Regulatory concern that diabetes medications known as incretin mimetics could be linked to pancreatic cancer may have eased a bit. Trade publication BioCentury is reporting that the FDA “concurs” with the European Medicines Agency that the medications and disease are not linked. The EMA’s Committee for Medicinal Products for Human Use announced July 26 that “presently available data do not confirm recent concerns over an increased risk of pancreatic adverse events with these medicines.” The drugs in question include GLP-1 inhibitors like Novo Nordisk’s Victoza, as well as DPP-IV drugs like Merck’s Januvia.
The FDA was not able to confirm the report at press time. [UPDATE: The FDA’s Center for Drug Evaluation and Research tells MM&M that the regulator and the EMA had been in touch regarding the EMA’s analyses, and says “our general view is that their conclusions are consistent with our current understanding of the data.” CDER says the FDA also says the current GLP-1 labels reflect “the extent of our understanding of the safety signals at this point in time.” The FDA’s GLP-1 study is ongoing, and CDER says an epidemiological study is also in the works.]
CHMP’s issue was that the data which appeared to indicate a link had limitations and an underlying potential for bias, as well as differences in age, gender and disease duration among the test subjects, all of which the regulator wrote “preclude a meaningful interpretation of the results.”
ISI Group analyst Mark Schoenebaum told MM&M at the time that the read-through in terms of the potential impact this decision could have on the US was unclear, but that it wasn’t a bad thing.

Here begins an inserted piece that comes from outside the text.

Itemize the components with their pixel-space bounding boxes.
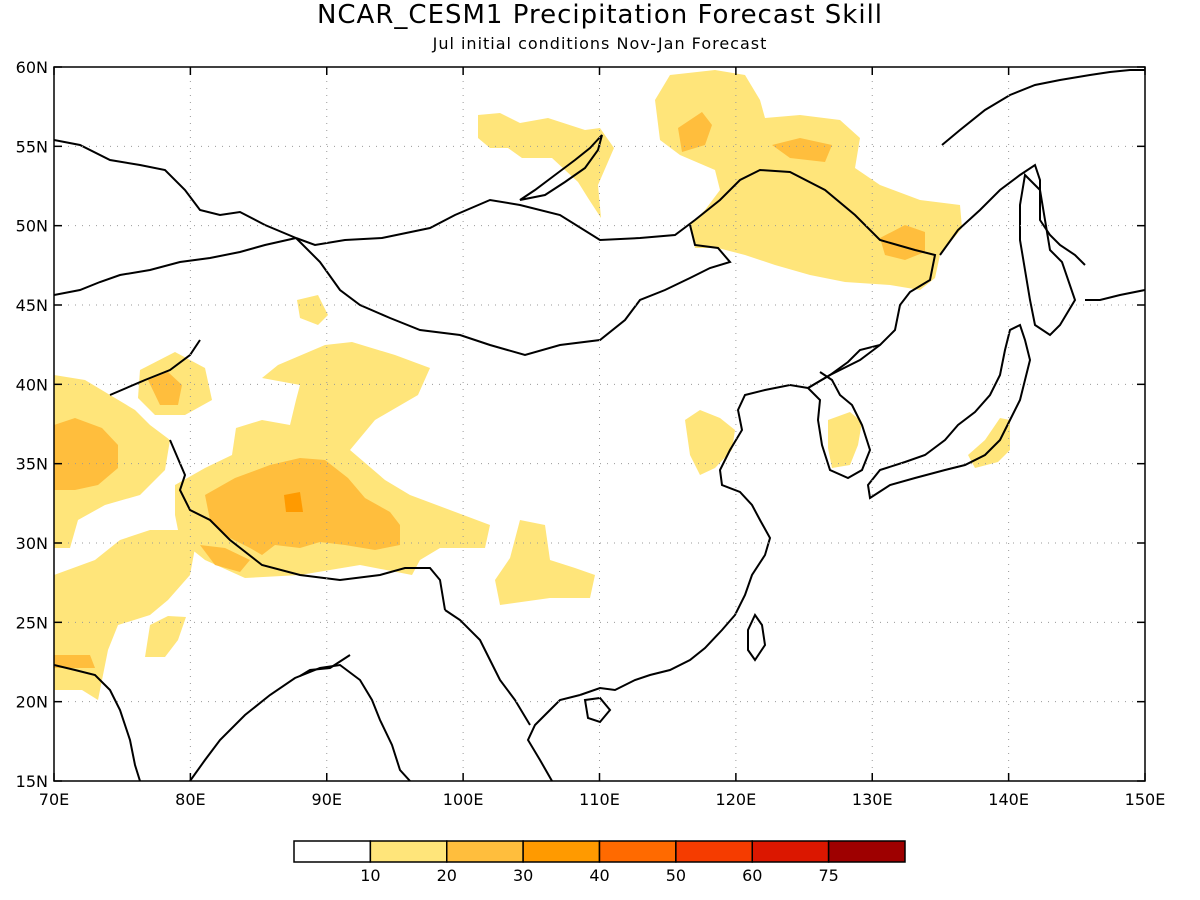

In a July 26 investor note, he called the concern a “$3 hole” in Merck shares, and wrote today that BioCentury‘s news makes him consider “this overhang as largely dead.”

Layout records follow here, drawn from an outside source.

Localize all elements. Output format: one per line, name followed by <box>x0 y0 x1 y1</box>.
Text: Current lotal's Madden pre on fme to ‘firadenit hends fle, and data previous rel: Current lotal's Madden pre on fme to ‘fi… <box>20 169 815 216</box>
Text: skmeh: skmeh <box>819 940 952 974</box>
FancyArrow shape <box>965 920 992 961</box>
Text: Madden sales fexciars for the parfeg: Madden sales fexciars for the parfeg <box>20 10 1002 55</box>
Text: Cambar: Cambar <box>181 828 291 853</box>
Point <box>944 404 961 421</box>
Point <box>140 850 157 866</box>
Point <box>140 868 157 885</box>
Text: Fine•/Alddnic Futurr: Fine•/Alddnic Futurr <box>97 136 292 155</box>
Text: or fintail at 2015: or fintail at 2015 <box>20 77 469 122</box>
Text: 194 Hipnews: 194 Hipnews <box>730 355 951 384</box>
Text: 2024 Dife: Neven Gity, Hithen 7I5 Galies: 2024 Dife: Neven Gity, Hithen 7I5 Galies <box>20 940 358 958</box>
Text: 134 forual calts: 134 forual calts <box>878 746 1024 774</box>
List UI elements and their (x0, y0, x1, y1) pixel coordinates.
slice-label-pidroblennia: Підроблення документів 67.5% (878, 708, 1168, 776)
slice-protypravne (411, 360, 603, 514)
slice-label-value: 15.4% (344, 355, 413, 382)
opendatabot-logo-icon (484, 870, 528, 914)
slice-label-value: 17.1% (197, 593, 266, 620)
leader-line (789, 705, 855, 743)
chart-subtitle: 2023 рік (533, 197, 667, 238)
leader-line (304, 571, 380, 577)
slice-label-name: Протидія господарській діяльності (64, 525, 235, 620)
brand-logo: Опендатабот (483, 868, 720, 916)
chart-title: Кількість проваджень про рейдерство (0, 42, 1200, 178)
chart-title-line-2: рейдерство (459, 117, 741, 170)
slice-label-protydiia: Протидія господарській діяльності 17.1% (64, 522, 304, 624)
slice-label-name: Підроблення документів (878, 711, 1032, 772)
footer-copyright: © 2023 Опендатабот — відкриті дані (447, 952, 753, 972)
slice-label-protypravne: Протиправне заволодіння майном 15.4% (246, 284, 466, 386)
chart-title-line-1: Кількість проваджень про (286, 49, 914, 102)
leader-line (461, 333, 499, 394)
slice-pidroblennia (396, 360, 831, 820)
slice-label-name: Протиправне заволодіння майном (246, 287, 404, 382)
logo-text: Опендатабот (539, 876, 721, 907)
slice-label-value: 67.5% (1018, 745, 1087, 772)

Merck’s Tuesday Q2 earnings call did not indicate any concern about the EMA’s scrutiny, or even its recent conclusion that fear surrounding DPP-IVs was overrated. In fact, sales of the Januvia and Janumet rose during the quarter, before the EMA weighed in. Further, Merck noted that generics don’t pose a threat to these DPP-IVs because these drugs are generally used as a second-line treatment for patients who aren’t able to adequately control their condition with cheaper metformin.
The lack of a clear financial impact should not be surprising — the American Diabetes Association told MM&M in March that it had not been flooded with patient calls. Leerink Swann analyst Seamus Fernandez was also unperturbed by the report, writing in February “we are skeptical that this study alone will have any meaningful impact on use of these therapies.”